Is life as a physician really just as atrocious as this survey makes it out to be?
The term “crisis” has been used to describe the state of American medical care for a number of years.
There is stress everywhere in medicine and it goes beyond the financial situation and threat of litigation (although these are concerning) to the nature of the job. Certainly, such stress is unavoidable in academic medicine as well along with concerns that attractors for joining academic medicine - research and teaching - are being diminished. But there’s a “crisis” going on?
My perspective is limited to specific academic institutions but…these numbers seem bloated. Still, it’s not like depression manifests itself on the faces of those you pass in the hallway and it is hard to judge the situation without living it.
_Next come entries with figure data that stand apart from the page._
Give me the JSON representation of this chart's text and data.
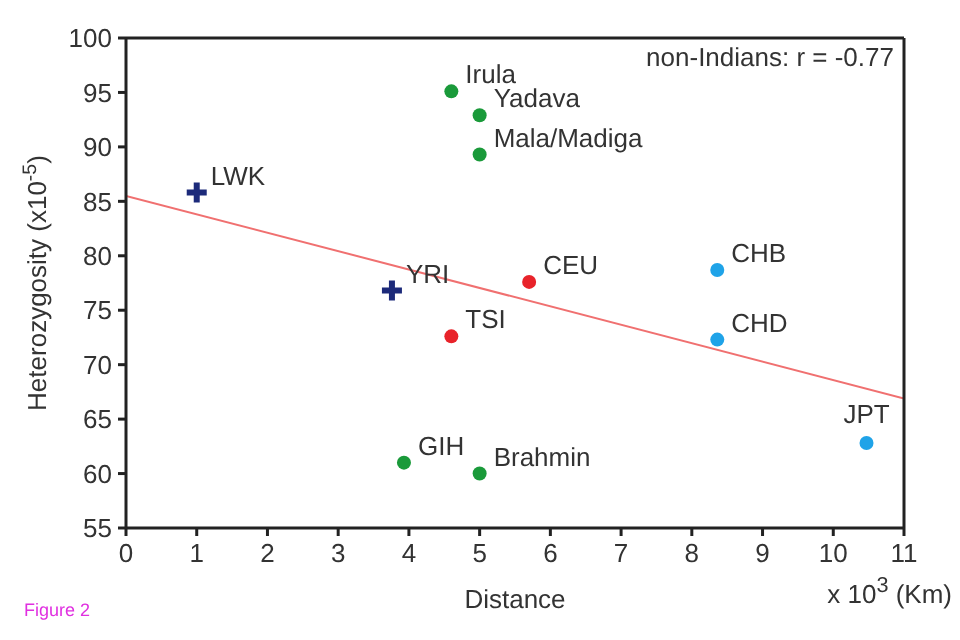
{
  "chart_data": {
    "type": "scatter",
    "xlabel": "Distance",
    "ylabel": "Heterozygosity (x10$^{-5}$)",
    "xlim": [
      0,
      11
    ],
    "xticks": [
      0,
      1,
      2,
      3,
      4,
      5,
      6,
      7,
      8,
      9,
      10,
      11
    ],
    "ylim": [
      55,
      100
    ],
    "yticks": [
      55,
      60,
      65,
      70,
      75,
      80,
      85,
      90,
      95,
      100
    ],
    "series": [
      {
        "type": "line",
        "color": "#f07070",
        "x": [
          0,
          11
        ],
        "values": [
          85.5,
          66.9
        ],
        "marker": "none",
        "line_style": "solid"
      },
      {
        "color": "#1a9a3a",
        "marker": "circle",
        "x": [
          4.6,
          5.0,
          5.0,
          3.93,
          5.0
        ],
        "values": [
          95.1,
          92.9,
          89.3,
          61.0,
          60.0
        ]
      },
      {
        "color": "#1c2a7a",
        "marker": "cross",
        "x": [
          1.0,
          3.76
        ],
        "values": [
          85.8,
          76.8
        ]
      },
      {
        "color": "#e8232a",
        "marker": "circle",
        "x": [
          5.7,
          4.6
        ],
        "values": [
          77.6,
          72.6
        ]
      },
      {
        "color": "#1fa3e8",
        "marker": "circle",
        "x": [
          8.36,
          8.36,
          10.47
        ],
        "values": [
          78.7,
          72.3,
          62.8
        ]
      }
    ],
    "annotations": [
      {
        "text": "Irula",
        "x": 4.6,
        "y": 95.1
      },
      {
        "text": "Yadava",
        "x": 5.0,
        "y": 92.9
      },
      {
        "text": "Mala/Madiga",
        "x": 5.0,
        "y": 89.3
      },
      {
        "text": "GIH",
        "x": 3.93,
        "y": 61.0
      },
      {
        "text": "Brahmin",
        "x": 5.0,
        "y": 60.0
      },
      {
        "text": "LWK",
        "x": 1.0,
        "y": 85.8
      },
      {
        "text": "YRI",
        "x": 3.76,
        "y": 76.8
      },
      {
        "text": "CEU",
        "x": 5.7,
        "y": 77.6
      },
      {
        "text": "TSI",
        "x": 4.6,
        "y": 72.6
      },
      {
        "text": "CHB",
        "x": 8.36,
        "y": 78.7
      },
      {
        "text": "CHD",
        "x": 8.36,
        "y": 72.3
      },
      {
        "text": "JPT",
        "x": 10.47,
        "y": 62.8
      },
      "non-Indians: r = -0.77",
      "x 10$^{3}$ (Km)",
      "Figure 2"
    ]
  }
}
This study could just as well be an accurate representation of the state of academic medicine.
H/T to HCRenewal.
The United Health Foundation, American Public Health Association, and Partnership for Prevention have released their annual report on how fast America’s health is improving. Apparently compared to the past 5 years the growth of America’s health has slowed down and this is an issue of grave concern. I took this from NewsRX.
Of specific concern in the report and if you visit UHF’s website is the fact that America is getting fatter. This despite the fact that plenty of reports document the fact that the health risks, in terms of absolute life expectancy, associated with being obese have been greatly overstated. Being mildly overweight appears to have no effect on life expectancy in this country. Read my previous post on this issue of reworking the numbers on obesity.
It should be noted that I’m nearly underweight, so I’m not defending myself here, I just think that America’s prevention efforts are probably misplaced in spending so much time in slowing down America’s “growth”.
America does finish 27th in life expectancy, which is of note, and apparently how quickly our life expectancy is rising compared to other leading countries is concerning. Here is a list of world life expectancies.
The argument has long been, by those I typically disagree with, that America leads the world in health spending, both on services and research, and yet if we lag behind other countries in health then there is something wrong with the model. This report certainly adds to their argument.